Unbearable Words and Strange Paradoxes

In 2022 there are many terms that in certain contexts are taboo and apparently offensive. The words “master” and “slave” are now being eradicated from our language in certain contexts as they are words that are either repressive or make people feel uncomfortable. An example of this is in programming source control.  On GitHub the “master” branch is now by default called “main.”  You can read about this change on various websites.

What is interesting is that there seems to be a lack of critical thinking here. We are talking about the relationship between branches in a repository, not actual human relations. Furthermore, what is ironic is that in the early days of the web, the person who ran websites was called a “webmaster.” Surely this referred to the mastering of skills and at the time the  creation of ridiculous nested HTML tables and “font” tags, but to the underling of said “webmaster,” could they have taken offence and felt trodden upon as the webmaster’s slave? It all seems rather peculiar and some agree.

jaredpatrick • 8 months ago
I am a black man trying to build a product that is now broken because you are worried I am offended by branch names?

Slavery ended over 150 years ago. We don’t need your virtue signaling.

Stop perpetuating this BLM nonsense. If people want recognition and support then they need to earn it. I worked my rear off to get where I am today without a movement behind me. I have been elevated by people of all types because I have skills and a good work ethic.

We are all serving a “master” whether it is a manager or customers. Nobody can make it without serving someone.

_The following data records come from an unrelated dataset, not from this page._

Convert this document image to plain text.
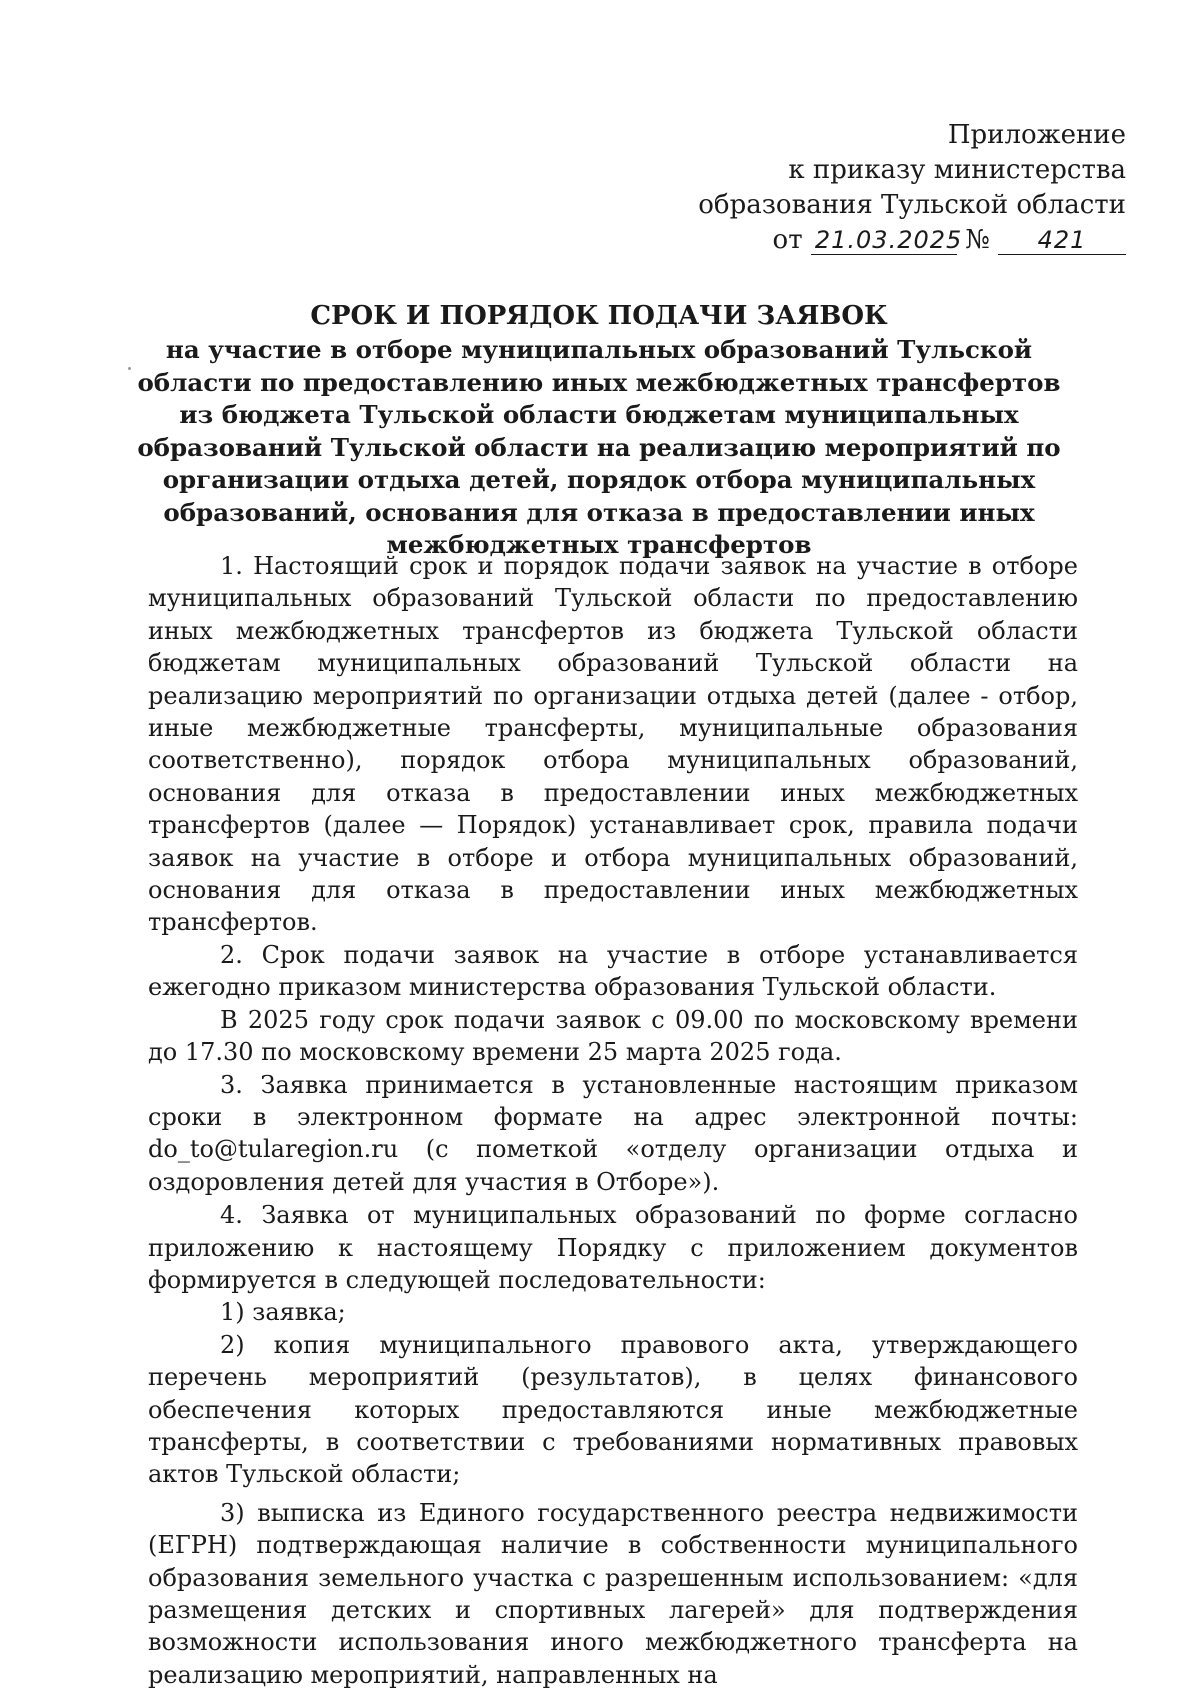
Приложение
к приказу министерства
образования Тульской области
от 21.03.2025 № 421
СРОК И ПОРЯДОК ПОДАЧИ ЗАЯВОК
на участие в отборе муниципальных образований Тульской области по предоставлению иных межбюджетных трансфертов из бюджета Тульской области бюджетам муниципальных образований Тульской области на реализацию мероприятий по организации отдыха детей, порядок отбора муниципальных образований, основания для отказа в предоставлении иных межбюджетных трансфертов

1. Настоящий срок и порядок подачи заявок на участие в отборе муниципальных образований Тульской области по предоставлению иных межбюджетных трансфертов из бюджета Тульской области бюджетам муниципальных образований Тульской области на реализацию мероприятий по организации отдыха детей (далее - отбор, иные межбюджетные трансферты, муниципальные образования соответственно), порядок отбора муниципальных образований, основания для отказа в предоставлении иных межбюджетных трансфертов (далее — Порядок) устанавливает срок, правила подачи заявок на участие в отборе и отбора муниципальных образований, основания для отказа в предоставлении иных межбюджетных трансфертов.

2. Срок подачи заявок на участие в отборе устанавливается ежегодно приказом министерства образования Тульской области.

В 2025 году срок подачи заявок с 09.00 по московскому времени до 17.30 по московскому времени 25 марта 2025 года.

3. Заявка принимается в установленные настоящим приказом сроки в электронном формате на адрес электронной почты: do_to@tularegion.ru (с пометкой «отделу организации отдыха и оздоровления детей для участия в Отборе»).

4. Заявка от муниципальных образований по форме согласно приложению к настоящему Порядку с приложением документов формируется в следующей последовательности:

1) заявка;

2) копия муниципального правового акта, утверждающего перечень мероприятий (результатов), в целях финансового обеспечения которых предоставляются иные межбюджетные трансферты, в соответствии с требованиями нормативных правовых актов Тульской области;

3) выписка из Единого государственного реестра недвижимости (ЕГРН) подтверждающая наличие в собственности муниципального образования земельного участка с разрешенным использованием: «для размещения детских и спортивных лагерей» для подтверждения возможности использования иного межбюджетного трансферта на реализацию мероприятий, направленных на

– Comment on www.zdnet.com

To further see the absurdity of this renaming, I recently picked up a copy in a Goodwill store for one dollar of “Adventures of Huckleberry Finn” by non other than Mark Twain. On the road, I was keeping my eye out for the book having read it in college. The edition was The Newsouth Edition from 2011. I soon found out that I wanted nothing to do with it. The editor had replaced the word “nigger” with the word “slave” throughout so as to not offend people and make it more palatable to the tender high schoolers. Good grief! Evidently it is alright to use the “n” word in a contemporary pop song but it must be washed clean from a pivotal piece of American literature.

What is additionally strange is that Twain had to fight constantly with his editors not to change his punctuation and he got irate when they took out or added commas. I wonder what he would have thought about changing lots of words. I will give this copy away and search for the real thing.

In 2011 the term “nigger” was made less offensive by replacing it with “slave.” Ironically, in 2020 the apparently offensive term “master” is renamed to “main.” We live in a world were comfort supersedes truth and the shrill seem to dominate the conversation. While we bicker over offensive diction real problems are everywhere.